14 avril 2006

Les Inuits de Thulé et la présence militaire états-unienne

Il va de soi qu'un titre d'article préférant l'usage du terme « États-Unien » à celui d' « Américain » part du bon pied pour faire une critique du pays du hamburger. Pas que je sois sans originalité, mais c'est exactement le but visé.

Aujourd'hui, pendant que je me baladais, je me suis mis à penser à la lutte des peuplades autochtones et à l'enjeu de leur survie. Dans un monde moderne où le pragmatisme des états anglo-saxons se heurte à l'aveugle brutalité d'une économie de marché visant les masses sans discernement, il est difficile de croire que de tels groupes sociaux réduits à quelques milliers d'habitants, tout au plus, puissent réussir le tour de force de perpétuer à travers cet âge leurs cultures si riches en traditions. Cela m'a rappelé qu'il y a quelques années, pendant l'émission française Thalassa, passait un très intéressant reportage au sujet des habitants autochtones du Groenland (informations complémentaires ). J'ai voulu en savoir plus au sujet de l'histoire de ces gens, et plus particulièrement ceux qui avaient été déportés par l'armée états-unienne avec la construction de la base militaire de Thulé (site officiel) la plus au nord de l' US Air Force. À l'époque, le gouvernement danois avait permis à l'administration états-unienne de construire diverses bases militaires sur son territoire, tout cela bien sûr dans le cadre de l'effort pour contrer la menace soviétique en provenance du Nord. Des bases similaires ont été construites à plusieurs endroits dans le Nord du Canada et en l'Alaska, toutes ayant pour but de, soit-disant, protéger l'Amérique de la menace communiste :

Version originale : « The Air Force studied the possibility of establishing a major operating base in Greenland when it became clear that round trip flights of planes carrying atomic weapons between mainland United States or Canadian bases and Siberian/European objectives were impractical.  The shortest route from the United States to the Soviet Union's most important industrial areas was over the North Pole, and Thule is at the precise midpoint between Moscow and New York.  Thus, Thule became a strategic point in American military strategy. » - Thule Air Base - History (histoire complète )

Traduction : « L'Air Force étudia la possibilité d'établir une base d'opération majeure au Groenland au moment même où il était devenu évident qu'il était impraticable de faire par avion le trajet aller-retour qui visait à transporter des armes atomiques entre le continent nord-américain et les objectifs européens ou sibériens.
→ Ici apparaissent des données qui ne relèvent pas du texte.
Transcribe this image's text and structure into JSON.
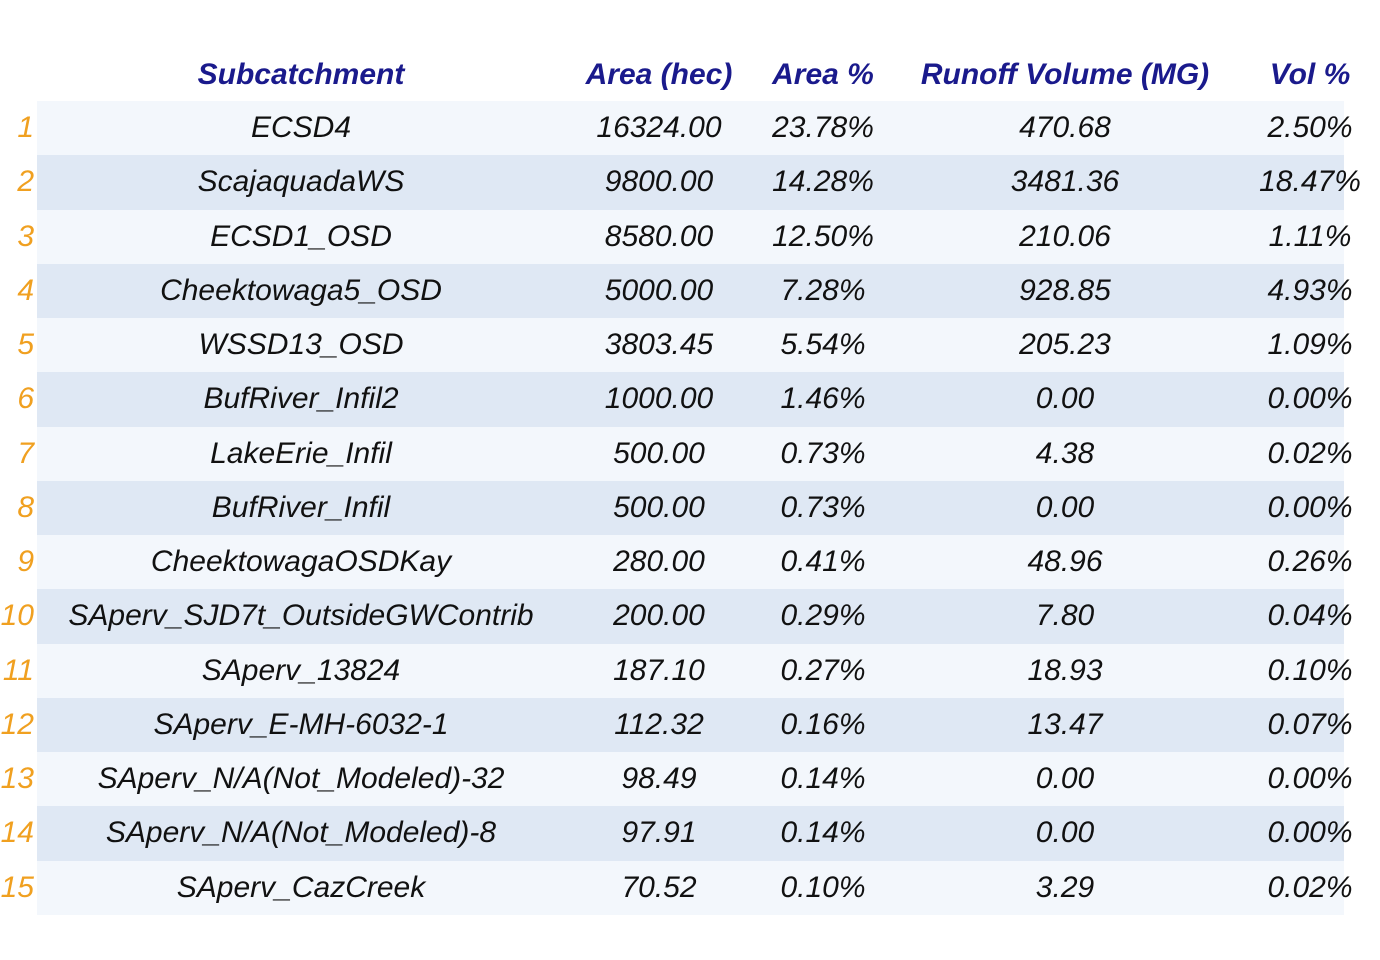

Le plus court chemin entre les États-Unis et les centres industriels névralgiques de l'Union Soviétique était au dessus du Pôle Nord, et Thulé était situé au beau milieu de cette route, en plein entre Moscou et New York. Ainsi, Thulé devenu un point stratégique de la stratégie militaire Américaine. »

Mais voilà, en 1968 un bombardier B-52 transportant à son bord quatre bombes H de 1.1 mégatonnes chacune s'écrase en pleine mer à 11 kilomètres de la base. Les bombes n'explosèrent pas (heureusement) mais l'administration états-unienne décida de garder l'affaire secrète. L'immense projet de décontamination qui s'en suivi, impliquant militaires et civils autant danois qu'inuit, fut dénommé
« Project Crested Ice » :

« Les conditions de travail furent impossibles : obscurité totale jusqu'en février, glace et neige omniprésentes, rafales de vents jusqu'à 137 km/h, températures de -33 à -57°C, des équipements fonctionnant mal ou pas du tout par ces froids glaciaux, sans parler d'une intense pression de la hiérarchie pour terminer le travail avant la débâcle du printemps. » - Les accidents nucléaires militaires - Les bombes thermonucléaires perdues - Accident de Thulé de 1968 ( voir l'article au complet)

C'est dans ces conditions que travaillèrent 700 soldats américains et près de 800 Danois (autant autochtones que d'origine européennes). Parmi ces derniers, environ 500 développèrent diverses formes d'afflictions, allant de la stérilité jusqu'au cancer, qui lui fut contracté par 12 % des travailleurs.

C'est donc livré aux mains des américains par une administration danoise laxiste , dépossédé de ses terres ancestrales, empoisonné par des armes d'un autre temps et puis finalement menacé d'assimilation par la culture occidentale que l'on découvre ce peuple humble et pacifique qui pouvait, autrefois, vivre en harmonie avec son environnement. Je crois que ce n'est pas exagérer que de conclure qu'il est non seulement injuste qu'un peuple se prévale de son droit de se protéger et de se perpétuer en allant à l'encontre de la sécurité et de la pérennités d'un autre, mais qu'en plus il est ironique que ses tentatives d'empêcher le mal redouté se soldent par de si similaires catastrophes.